Die Rede des Bundeskanzlers Karl Nehammer (ÖVP) am Freitag sorgt für einen Koalitionskrach. Eine bevorstehende ÖVP-FPÖ Zusammenarbeit in Niederösterreich führt zu medialen Neuwahlspekulationen.
Wien | 80 Minuten statt der veranschlagten 45 parlierte Bundeskanzler Karl Nehammer am Freitag über seine „Vision“ für 2030. Zahlreiche Punkte seiner Rede sorgen in der Nachbetrachtung allerdings nun für schlechte Stimmung in der Koalition. Allen voran stehen die Aussagen zur Klima-Krise. So lobte Nehammer Österreich als „Autoland schlechthin“ und bekräftigte, dass er sich in der EU gegen ein Verbot des Verbrennungsmotors stark machen werde. Kurioserweise musste Nehammer nach seiner Rede mit der U-Bahn abreisen: Es staute in Wien.
Gewessler attackiert Nehammer
Klimaministerin Leonore Gewessler schoss nach der Rede des Kanzlers via Presseaussendung zurück: “Ideologisches Festhalten am Verbrenner und ein bisschen Technologie werden das Klima nicht retten”. Und: “Wir lassen uns von diesem Weg sicher nicht abbringen. Unser Ziel heißt Klimaglück”, betonte sie. Die Grünen würden dafür sorgen, “dass dieses Land auch in zehn Jahren noch lebenswert ist. Wir nehmen die Klimakrise und die Sorgen der Menschen in Österreich ernst. Das sollte auch der Kanzler tun.”

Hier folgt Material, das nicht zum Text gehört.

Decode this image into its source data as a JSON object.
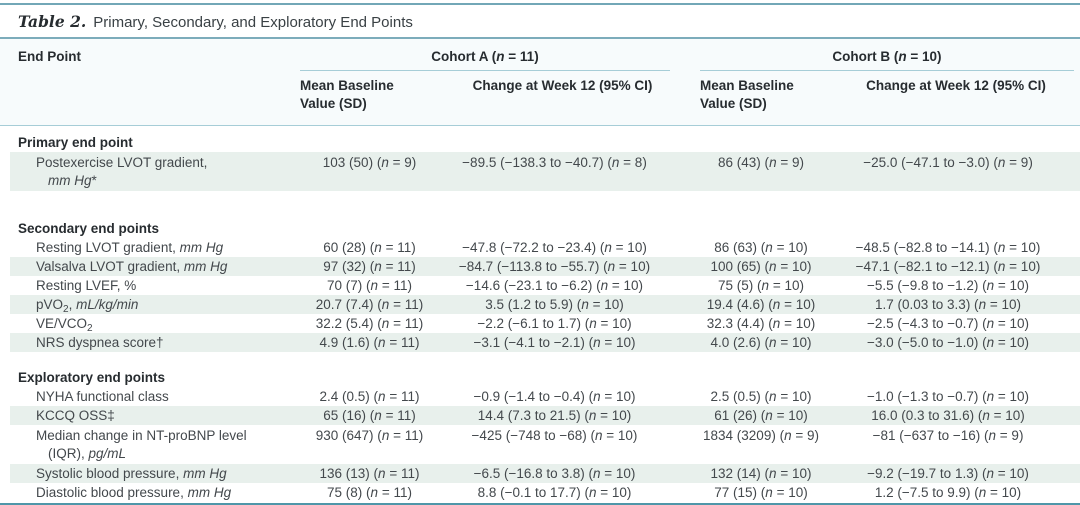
{
  "title": {
    "label": "Table 2.",
    "text": "Primary, Secondary, and Exploratory End Points"
  },
  "columns": {
    "end_point": "End Point",
    "cohort_a": "Cohort A (n = 11)",
    "cohort_b": "Cohort B (n = 10)",
    "baseline": "Mean Baseline Value (SD)",
    "change": "Change at Week 12 (95% CI)"
  },
  "colors": {
    "stripe": "#e8f0ec",
    "rule_light": "#a6cdd7",
    "rule_medium": "#72a7b7",
    "rule_bottom": "#4f96a9",
    "text": "#43484c",
    "heading_text": "#272c30"
  },
  "sections": [
    {
      "header": "Primary end point",
      "rows": [
        {
          "label": "Postexercise LVOT gradient,<span class=\"l2\"><i>mm Hg</i>*</span>",
          "lines": 2,
          "a_base": "103 (50) (n = 9)",
          "a_change": "−89.5 (−138.3 to −40.7) (n = 8)",
          "b_base": "86 (43) (n = 9)",
          "b_change": "−25.0 (−47.1 to −3.0) (n = 9)"
        }
      ]
    },
    {
      "header": "Secondary end points",
      "rows": [
        {
          "label": "Resting LVOT gradient, <i>mm Hg</i>",
          "a_base": "60 (28) (n = 11)",
          "a_change": "−47.8 (−72.2 to −23.4) (n = 10)",
          "b_base": "86 (63) (n = 10)",
          "b_change": "−48.5 (−82.8 to −14.1) (n = 10)"
        },
        {
          "label": "Valsalva LVOT gradient, <i>mm Hg</i>",
          "a_base": "97 (32) (n = 11)",
          "a_change": "−84.7 (−113.8 to −55.7) (n = 10)",
          "b_base": "100 (65) (n = 10)",
          "b_change": "−47.1 (−82.1 to −12.1) (n = 10)"
        },
        {
          "label": "Resting LVEF, %",
          "a_base": "70 (7) (n = 11)",
          "a_change": "−14.6 (−23.1 to −6.2) (n = 10)",
          "b_base": "75 (5) (n = 10)",
          "b_change": "−5.5 (−9.8 to −1.2) (n = 10)"
        },
        {
          "label": "pVO<sub>2</sub>, <i>mL/kg/min</i>",
          "a_base": "20.7 (7.4) (n = 11)",
          "a_change": "3.5 (1.2 to 5.9) (n = 10)",
          "b_base": "19.4 (4.6) (n = 10)",
          "b_change": "1.7 (0.03 to 3.3) (n = 10)"
        },
        {
          "label": "VE/VCO<sub>2</sub>",
          "a_base": "32.2 (5.4) (n = 11)",
          "a_change": "−2.2 (−6.1 to 1.7) (n = 10)",
          "b_base": "32.3 (4.4) (n = 10)",
          "b_change": "−2.5 (−4.3 to −0.7) (n = 10)"
        },
        {
          "label": "NRS dyspnea score†",
          "a_base": "4.9 (1.6) (n = 11)",
          "a_change": "−3.1 (−4.1 to −2.1) (n = 10)",
          "b_base": "4.0 (2.6) (n = 10)",
          "b_change": "−3.0 (−5.0 to −1.0) (n = 10)"
        }
      ]
    },
    {
      "header": "Exploratory end points",
      "rows": [
        {
          "label": "NYHA functional class",
          "a_base": "2.4 (0.5) (n = 11)",
          "a_change": "−0.9 (−1.4 to −0.4) (n = 10)",
          "b_base": "2.5 (0.5) (n = 10)",
          "b_change": "−1.0 (−1.3 to −0.7) (n = 10)"
        },
        {
          "label": "KCCQ OSS‡",
          "a_base": "65 (16) (n = 11)",
          "a_change": "14.4 (7.3 to 21.5) (n = 10)",
          "b_base": "61 (26) (n = 10)",
          "b_change": "16.0 (0.3 to 31.6) (n = 10)"
        },
        {
          "label": "Median change in NT-proBNP level<span class=\"l2\">(IQR), <i>pg/mL</i></span>",
          "lines": 2,
          "a_base": "930 (647) (n = 11)",
          "a_change": "−425 (−748 to −68) (n = 10)",
          "b_base": "1834 (3209) (n = 9)",
          "b_change": "−81 (−637 to −16) (n = 9)"
        },
        {
          "label": "Systolic blood pressure, <i>mm Hg</i>",
          "a_base": "136 (13) (n = 11)",
          "a_change": "−6.5 (−16.8 to 3.8) (n = 10)",
          "b_base": "132 (14) (n = 10)",
          "b_change": "−9.2 (−19.7 to 1.3) (n = 10)"
        },
        {
          "label": "Diastolic blood pressure, <i>mm Hg</i>",
          "a_base": "75 (8) (n = 11)",
          "a_change": "8.8 (−0.1 to 17.7) (n = 10)",
          "b_base": "77 (15) (n = 10)",
          "b_change": "1.2 (−7.5 to 9.9) (n = 10)"
        }
      ]
    }
  ]
}
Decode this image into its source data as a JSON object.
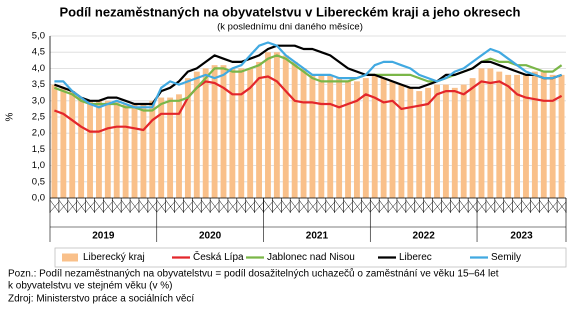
{
  "chart_data": {
    "type": "combo",
    "title": "Podíl nezaměstnaných na obyvatelstvu v Libereckém kraji a jeho okresech",
    "subtitle": "(k poslednímu dni daného měsíce)",
    "y_label": "%",
    "categories": [
      null,
      null,
      null,
      null,
      null,
      null,
      null,
      null,
      null,
      null,
      null,
      null,
      null,
      null,
      null,
      null,
      null,
      null,
      null,
      null,
      null,
      null,
      null,
      null,
      null,
      null,
      null,
      null,
      null,
      null,
      null,
      null,
      null,
      null,
      null,
      null,
      null,
      null,
      null,
      null,
      null,
      null,
      null,
      null,
      null,
      null,
      null,
      null,
      null,
      null,
      null,
      null,
      null,
      null,
      null,
      null,
      null,
      null
    ],
    "year_labels": [
      "2019",
      "2020",
      "2021",
      "2022",
      "2023"
    ],
    "ylim": [
      0,
      5
    ],
    "yticks": [
      {
        "value": 0,
        "label": "0,0"
      },
      {
        "value": 0.5,
        "label": "0,5"
      },
      {
        "value": 1,
        "label": "1,0"
      },
      {
        "value": 1.5,
        "label": "1,5"
      },
      {
        "value": 2,
        "label": "2,0"
      },
      {
        "value": 2.5,
        "label": "2,5"
      },
      {
        "value": 3,
        "label": "3,0"
      },
      {
        "value": 3.5,
        "label": "3,5"
      },
      {
        "value": 4,
        "label": "4,0"
      },
      {
        "value": 4.5,
        "label": "4,5"
      },
      {
        "value": 5,
        "label": "5,0"
      }
    ],
    "grid": true,
    "legend": "bottom",
    "series": [
      {
        "name": "Liberecký kraj",
        "type": "bar",
        "color": "#f9c08a",
        "values": [
          3.5,
          3.4,
          3.3,
          3.1,
          3.0,
          3.0,
          3.0,
          3.0,
          2.9,
          2.9,
          2.9,
          3.0,
          3.1,
          3.1,
          3.2,
          3.7,
          3.9,
          4.0,
          4.1,
          4.1,
          4.0,
          4.0,
          4.0,
          4.2,
          4.5,
          4.5,
          4.4,
          4.2,
          4.0,
          3.8,
          3.8,
          3.8,
          3.7,
          3.6,
          3.6,
          3.7,
          3.8,
          3.7,
          3.6,
          3.5,
          3.4,
          3.3,
          3.4,
          3.5,
          3.5,
          3.4,
          3.5,
          3.7,
          4.0,
          4.0,
          3.9,
          3.8,
          3.8,
          3.8,
          3.9,
          3.9,
          3.8,
          3.8
        ]
      },
      {
        "name": "Česká Lípa",
        "type": "line",
        "color": "#e3262b",
        "values": [
          2.7,
          2.6,
          2.4,
          2.2,
          2.05,
          2.05,
          2.15,
          2.2,
          2.2,
          2.15,
          2.1,
          2.4,
          2.6,
          2.6,
          2.6,
          3.1,
          3.4,
          3.6,
          3.55,
          3.4,
          3.2,
          3.2,
          3.4,
          3.7,
          3.75,
          3.6,
          3.3,
          3.0,
          2.95,
          2.95,
          2.9,
          2.9,
          2.8,
          2.9,
          3.0,
          3.2,
          3.1,
          2.95,
          3.0,
          2.75,
          2.8,
          2.85,
          2.9,
          3.2,
          3.3,
          3.3,
          3.2,
          3.4,
          3.6,
          3.55,
          3.6,
          3.45,
          3.2,
          3.1,
          3.05,
          3.0,
          3.0,
          3.15
        ]
      },
      {
        "name": "Jablonec nad Nisou",
        "type": "line",
        "color": "#7ab648",
        "values": [
          3.4,
          3.3,
          3.2,
          3.0,
          2.9,
          2.9,
          2.9,
          2.9,
          2.8,
          2.8,
          2.7,
          2.7,
          2.9,
          3.0,
          3.0,
          3.1,
          3.4,
          3.7,
          4.0,
          4.0,
          3.9,
          3.9,
          4.0,
          4.1,
          4.3,
          4.4,
          4.3,
          4.1,
          3.9,
          3.7,
          3.6,
          3.6,
          3.6,
          3.6,
          3.7,
          3.8,
          3.8,
          3.8,
          3.8,
          3.8,
          3.8,
          3.7,
          3.6,
          3.6,
          3.7,
          3.8,
          3.9,
          4.0,
          4.2,
          4.3,
          4.2,
          4.2,
          4.1,
          4.1,
          4.0,
          3.9,
          3.9,
          4.1
        ]
      },
      {
        "name": "Liberec",
        "type": "line",
        "color": "#000000",
        "values": [
          3.5,
          3.4,
          3.3,
          3.1,
          3.0,
          3.0,
          3.1,
          3.1,
          3.0,
          2.9,
          2.9,
          2.9,
          3.3,
          3.4,
          3.6,
          3.9,
          4.0,
          4.2,
          4.4,
          4.3,
          4.2,
          4.2,
          4.3,
          4.4,
          4.6,
          4.7,
          4.7,
          4.7,
          4.6,
          4.6,
          4.5,
          4.4,
          4.2,
          4.0,
          3.9,
          3.8,
          3.8,
          3.7,
          3.6,
          3.5,
          3.4,
          3.4,
          3.5,
          3.6,
          3.8,
          3.8,
          3.9,
          4.0,
          4.2,
          4.2,
          4.1,
          4.0,
          3.9,
          3.8,
          3.8,
          3.7,
          3.7,
          3.8
        ]
      },
      {
        "name": "Semily",
        "type": "line",
        "color": "#41a9e1",
        "values": [
          3.6,
          3.6,
          3.3,
          3.1,
          2.9,
          2.8,
          2.9,
          3.0,
          2.9,
          2.8,
          2.8,
          2.8,
          3.4,
          3.6,
          3.5,
          3.6,
          3.7,
          3.8,
          3.7,
          3.8,
          4.0,
          4.1,
          4.4,
          4.7,
          4.8,
          4.7,
          4.4,
          4.2,
          4.0,
          3.8,
          3.8,
          3.8,
          3.7,
          3.7,
          3.7,
          3.8,
          4.1,
          4.2,
          4.2,
          4.1,
          4.0,
          3.8,
          3.7,
          3.6,
          3.7,
          3.9,
          4.0,
          4.2,
          4.4,
          4.6,
          4.5,
          4.3,
          4.1,
          3.9,
          3.8,
          3.7,
          3.7,
          3.8
        ]
      }
    ],
    "note": [
      "Pozn.: Podíl nezaměstnaných na obyvatelstvu = podíl dosažitelných uchazečů o zaměstnání ve věku 15–64 let",
      "k obyvatelstvu ve stejném věku (v %)"
    ],
    "source": "Zdroj: Ministerstvo práce a sociálních věcí"
  }
}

Edtstadler attackiert Gewessler
Am Wochenende schaltete sich wiederrum die Verfassungsministerin ein. Karoline Edtstadler (ÖVP) verteidigte ihren Kanzler und seine Verbrenner-Haltung vor der grünen Ministerin. “Der Klimawandel stellt Europa und die ganze Welt vor größte Herausforderungen. Deshalb investieren wir klug in Forschung und gezielt in Innovation”, sagte sie in einem schriftlichen Statement. “Wichtig ist dabei Offenheit gegenüber allen Technologien, damit im Wettlauf der besten Ideen die beste Lösung entsteht. Reflexartige Verbote durch die Politik verhindern oft die beste Lösung. Dem Bundeskanzler Ideologiegetriebenheit vorzuwerfen, und selbst die Augen vor neuen Technologien zu verschließen, ist nicht zielführend.”
Nächster Reibebaum
Doch die Klimaaussagen des Kanzlers waren nicht der einzige Reibebaum für den Koalitionspartner. Nehammer überraschte auch die Grünen bei seiner “Rede zur Zukunft der Nation” mit einem Vorschlag, die Sozialleistungen neu zu regeln. Demnach sollen nur jene voll anspruchsberechtigt sein, die durchgehend fünf Jahre in Österreich leben, “und wenn nicht, nur die Hälfte”. Beim grünen Sozialminister Johannes Rauch sorgt das für Unverständnis. “Den Bezug von Sozialleistungen für Zuwanderer und Zuwanderinnen in den ersten fünf Jahren zu beschränken wird nicht dazu führen, 10.000 Pflegekräfte aus dem Ausland für Österreich zu gewinnen, wie es Bundeskanzler Karl Nehammer in seiner Rede als Ziel formuliert hat”, so Rauch im “Standard”.
Der grüne Parlamentsklub geht laut eines Statements gegenüber der „ZiB2“ sowieso davon aus, dass die Kanzler-Idee rechtlich nicht halten werde: „Es findet sich dazu auch nichts im Regierungsprogramm, eine Umsetzung steht also nicht zur Diskussion. Wir gehen davon aus, dass solche Vorstöße weder vor den Höchstgerichten in Österreich noch vor jenen der EU haltbar wären. Wir erinnern hier etwa auch an die Indexierung der Familienbeihilfe, die vom EuGH aufgehoben wurde.“
Zeitungen spekulieren mit Neuwahl
Für weiteren Krach und mediale Spekulationen sorgt indes Niederösterreich. Da Johanna Mikl-Leitner aller Voraussicht nach mit Udo Landbauer zusammenarbeiten wird, stellen sowohl „Kurier“ als auch „Österreich“ bereits Neuwahlen, sowie einen möglichen Pakt für Nationalratswahlen zwischen Herbert Kickl und Mikl-Leitner in den Raum.